Whatever my other shortcomings, unlike Eric Morecambe, I have spent most of my life coming up with words and putting them in the right order. I’ve written practically everything in my time (some of it voluntarily). After 20 years in Whitehall, producing anything from public pamphlets to troublesome Government Ministers’ speeches, I am now a self-employed writer. (The commute is better, but the boss is a right cow).
I suppose the thread that runs through my writing is ‘what lies beneath’ – the things we do not say, the truths we hide. In fiction, as in real life, I am most interested in our flaws and fears, and our honest struggles with the, largely unseen, psychological and emotional challenges of this life. I have become a bit of an expert in fear over the years – I am a lifelong sufferer of anxiety, and have a PhD in stage fright. Both are a profound inconvenience, but it does, perhaps, give me a deeper understanding of people, and I am drawn to writing which balances plot and character with plenty of insights into our human condition. My characters are flawed and lost, but they evolve and find their way – in the end – with a little help, and a little humour. Whatever their shortcomings, I like to bring them to a place of hope.

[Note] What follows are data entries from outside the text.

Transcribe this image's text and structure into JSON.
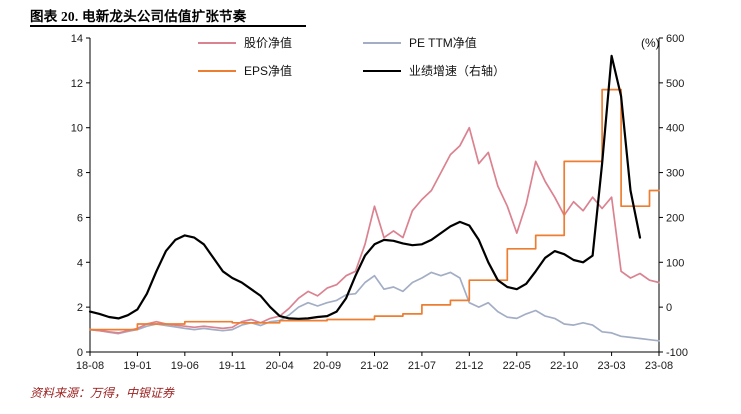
{
  "title": "图表 20. 电新龙头公司估值扩张节奏",
  "footer": {
    "text": "资料来源：万得，中银证券"
  },
  "chart_data": {
    "type": "line",
    "title": "电新龙头公司估值扩张节奏",
    "x_interval": "monthly",
    "x_ticks": [
      {
        "i": 0,
        "label": "18-08"
      },
      {
        "i": 5,
        "label": "19-01"
      },
      {
        "i": 10,
        "label": "19-06"
      },
      {
        "i": 15,
        "label": "19-11"
      },
      {
        "i": 20,
        "label": "20-04"
      },
      {
        "i": 25,
        "label": "20-09"
      },
      {
        "i": 30,
        "label": "21-02"
      },
      {
        "i": 35,
        "label": "21-07"
      },
      {
        "i": 40,
        "label": "21-12"
      },
      {
        "i": 45,
        "label": "22-05"
      },
      {
        "i": 50,
        "label": "22-10"
      },
      {
        "i": 55,
        "label": "23-03"
      },
      {
        "i": 60,
        "label": "23-08"
      }
    ],
    "left_axis": {
      "range": [
        0,
        14
      ],
      "ticks": [
        0,
        2,
        4,
        6,
        8,
        10,
        12,
        14
      ]
    },
    "right_axis": {
      "range": [
        -100,
        600
      ],
      "ticks": [
        -100,
        0,
        100,
        200,
        300,
        400,
        500,
        600
      ],
      "unit": "(%)"
    },
    "legend_position": "top-inside",
    "grid": false,
    "series": [
      {
        "name": "股价净值",
        "color": "#db8290",
        "axis": "left",
        "width": 1.7,
        "step": false,
        "values": [
          1.0,
          0.95,
          0.9,
          0.85,
          0.95,
          1.05,
          1.25,
          1.35,
          1.25,
          1.2,
          1.15,
          1.1,
          1.15,
          1.1,
          1.05,
          1.1,
          1.35,
          1.45,
          1.3,
          1.5,
          1.6,
          1.95,
          2.4,
          2.7,
          2.5,
          2.85,
          3.0,
          3.4,
          3.6,
          4.8,
          6.5,
          5.1,
          5.4,
          5.1,
          6.3,
          6.8,
          7.2,
          8.0,
          8.8,
          9.2,
          10.0,
          8.4,
          8.9,
          7.4,
          6.5,
          5.3,
          6.6,
          8.5,
          7.6,
          6.9,
          6.1,
          6.7,
          6.3,
          6.9,
          6.4,
          6.9,
          3.6,
          3.3,
          3.5,
          3.2,
          3.1
        ]
      },
      {
        "name": "PE TTM净值",
        "color": "#a3aec5",
        "axis": "left",
        "width": 1.7,
        "step": false,
        "values": [
          1.0,
          0.95,
          0.88,
          0.82,
          0.92,
          1.0,
          1.15,
          1.25,
          1.18,
          1.12,
          1.05,
          1.0,
          1.05,
          1.0,
          0.95,
          1.0,
          1.2,
          1.3,
          1.18,
          1.35,
          1.4,
          1.65,
          2.0,
          2.2,
          2.05,
          2.2,
          2.3,
          2.55,
          2.6,
          3.1,
          3.4,
          2.8,
          2.9,
          2.7,
          3.1,
          3.3,
          3.55,
          3.4,
          3.55,
          3.3,
          2.2,
          2.0,
          2.2,
          1.8,
          1.55,
          1.5,
          1.7,
          1.85,
          1.6,
          1.5,
          1.25,
          1.2,
          1.3,
          1.2,
          0.9,
          0.85,
          0.7,
          0.65,
          0.6,
          0.55,
          0.5
        ]
      },
      {
        "name": "EPS净值",
        "color": "#ed7d31",
        "axis": "left",
        "width": 1.7,
        "step": true,
        "values": [
          1.0,
          1.0,
          1.0,
          1.0,
          1.0,
          1.25,
          1.25,
          1.25,
          1.25,
          1.25,
          1.35,
          1.35,
          1.35,
          1.35,
          1.35,
          1.3,
          1.3,
          1.3,
          1.3,
          1.3,
          1.4,
          1.4,
          1.4,
          1.4,
          1.4,
          1.45,
          1.45,
          1.45,
          1.45,
          1.45,
          1.6,
          1.6,
          1.6,
          1.7,
          1.7,
          2.1,
          2.1,
          2.1,
          2.3,
          2.3,
          3.2,
          3.2,
          3.2,
          3.2,
          4.6,
          4.6,
          4.6,
          5.2,
          5.2,
          5.2,
          8.5,
          8.5,
          8.5,
          8.5,
          11.7,
          11.7,
          6.5,
          6.5,
          6.5,
          7.2,
          7.2
        ]
      },
      {
        "name": "业绩增速（右轴）",
        "color": "#000000",
        "axis": "right",
        "width": 2.2,
        "step": false,
        "values": [
          -10,
          -15,
          -22,
          -25,
          -18,
          -5,
          30,
          80,
          125,
          150,
          160,
          155,
          140,
          110,
          80,
          65,
          55,
          40,
          25,
          0,
          -20,
          -25,
          -26,
          -25,
          -22,
          -20,
          -10,
          20,
          70,
          115,
          140,
          150,
          148,
          142,
          138,
          140,
          150,
          165,
          180,
          190,
          182,
          150,
          100,
          60,
          45,
          40,
          52,
          80,
          110,
          125,
          118,
          105,
          100,
          115,
          320,
          560,
          470,
          260,
          155,
          null,
          null
        ]
      }
    ]
  }
}
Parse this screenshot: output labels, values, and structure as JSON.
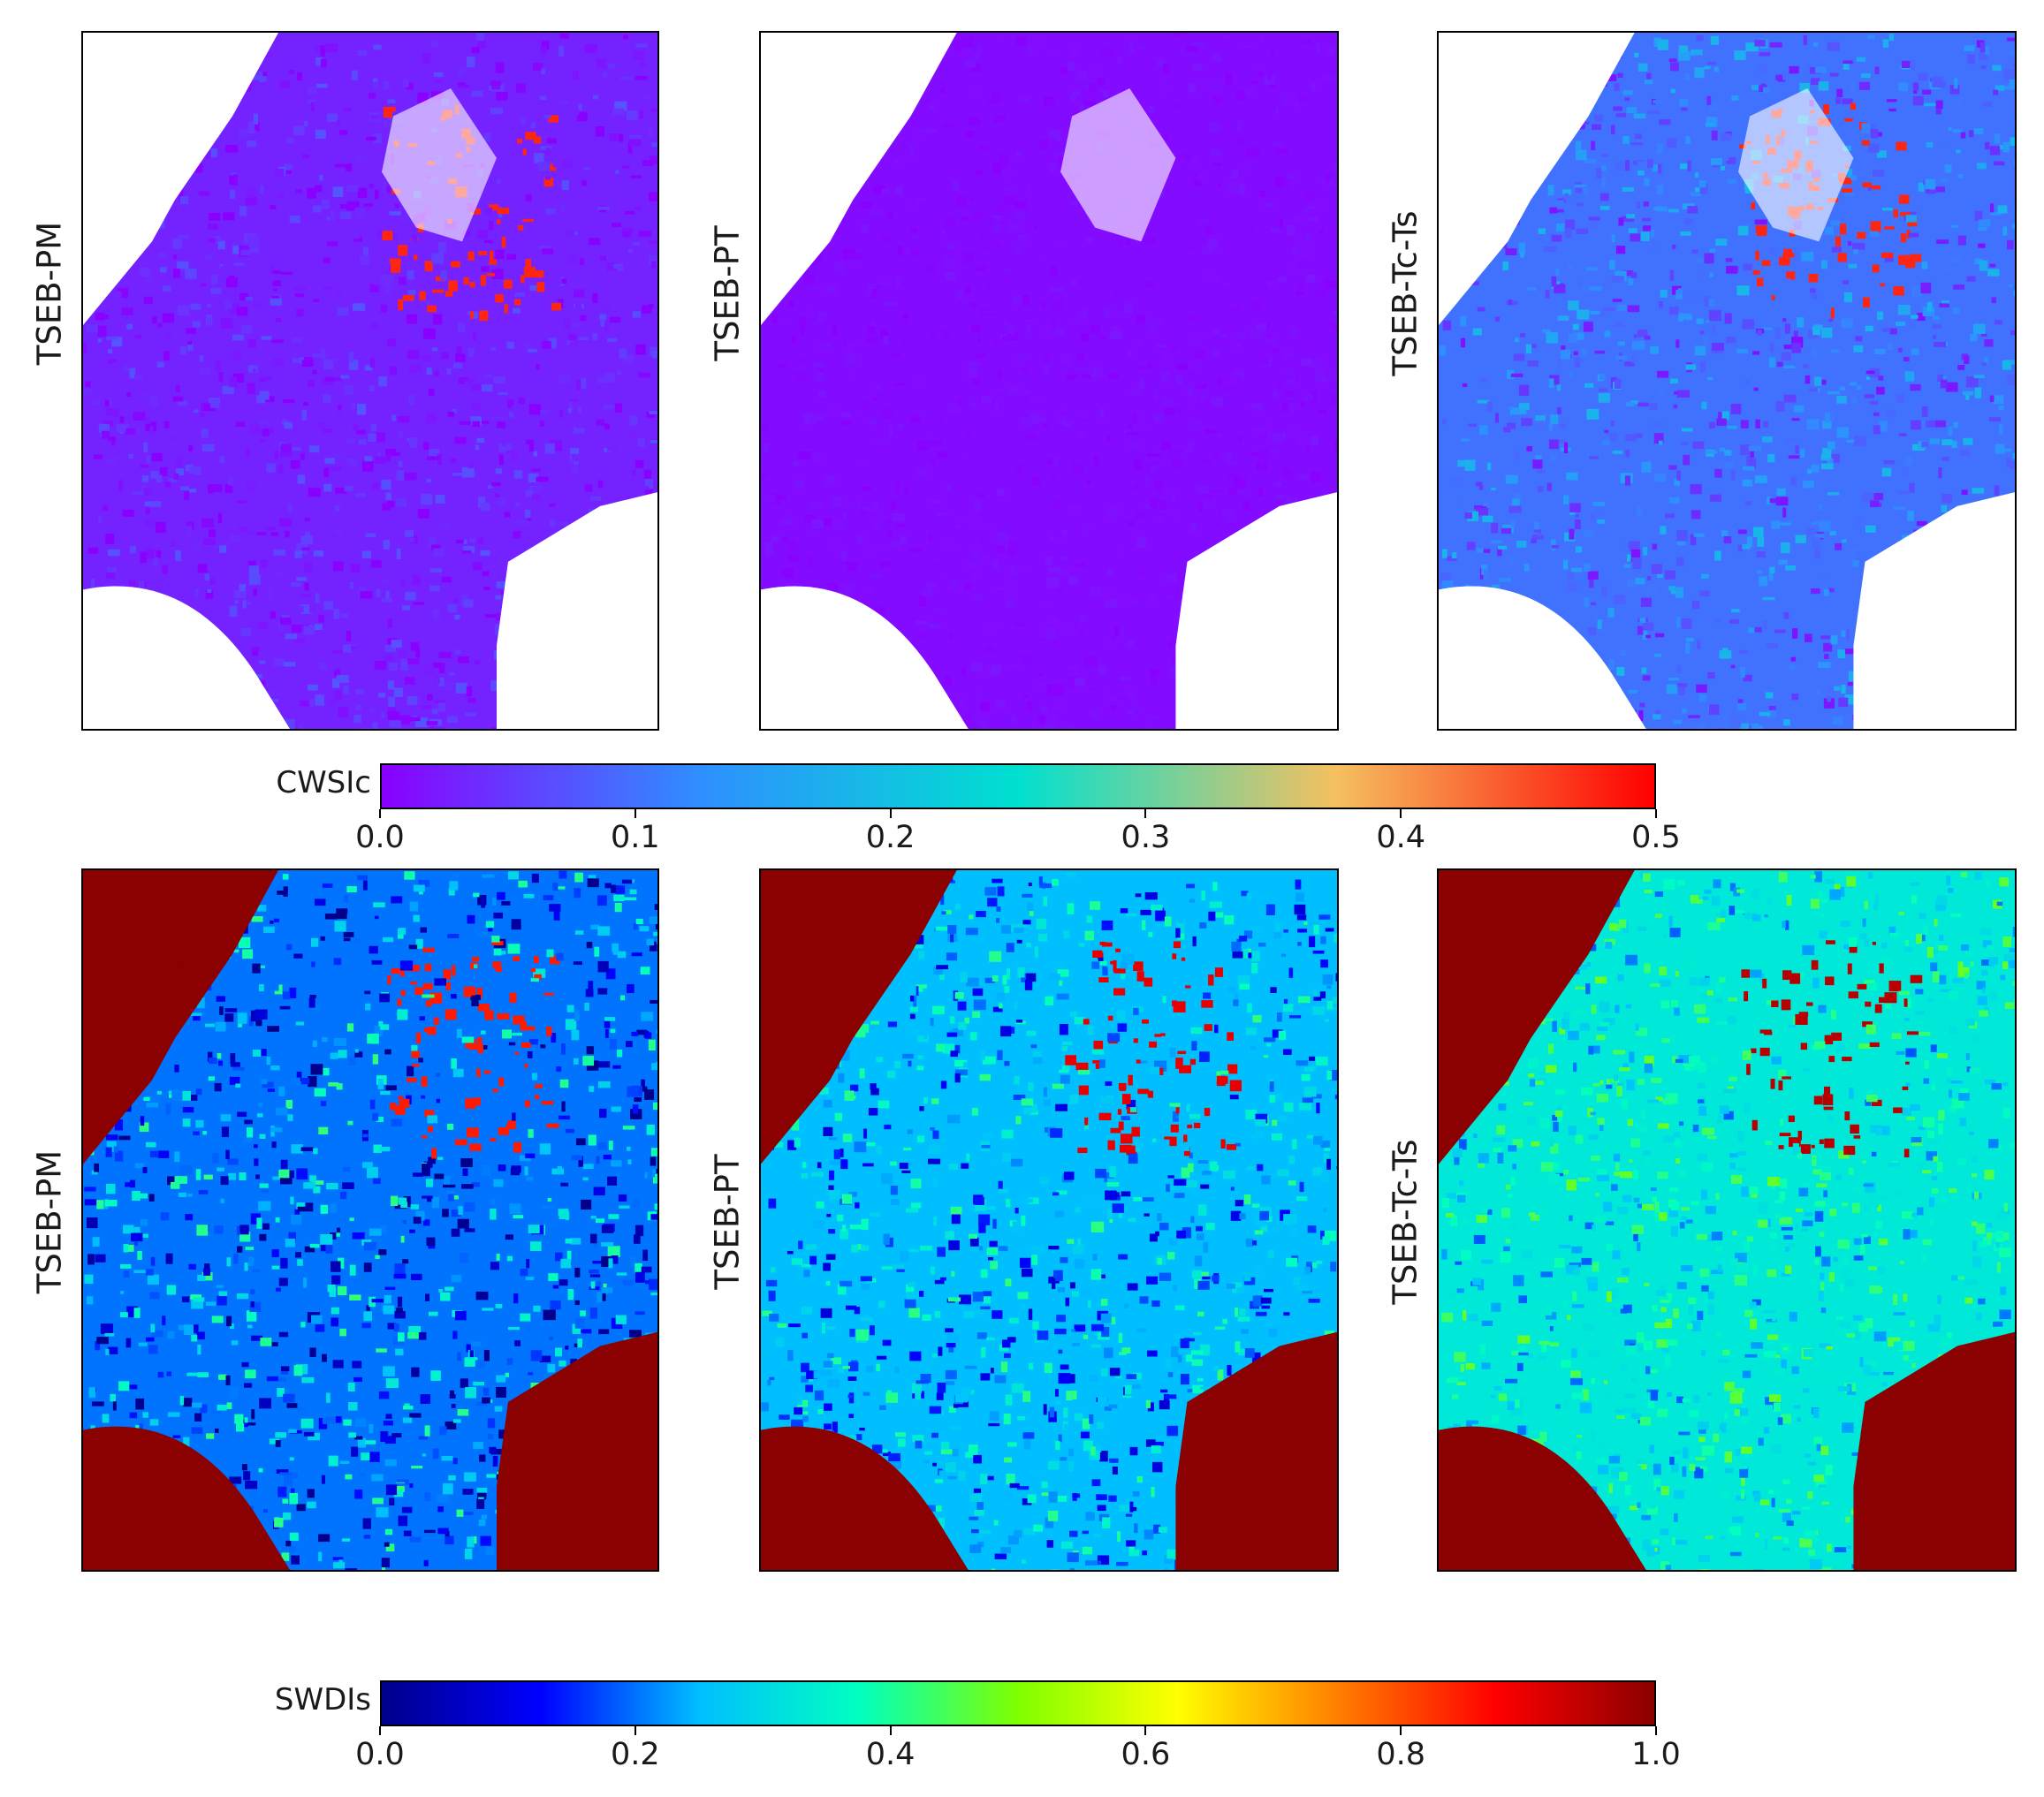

In that, I am a great believer in the healing power of humour, and a little larger than life escapism. There is always room in my books for both, and always room in my life for a Downton Abbey or a Richard Curtis film. And the best self-help book I have ever read is by Jimmy Carr.
When I’m not writing, I sing, play the drums and grow vegetables. I live in rural Herefordshire, on the border of England and Wales, with my partner and a deaf cat called Malcolm. I am currently learning Welsh and lip reading. Neither has made any impact on Malcolm.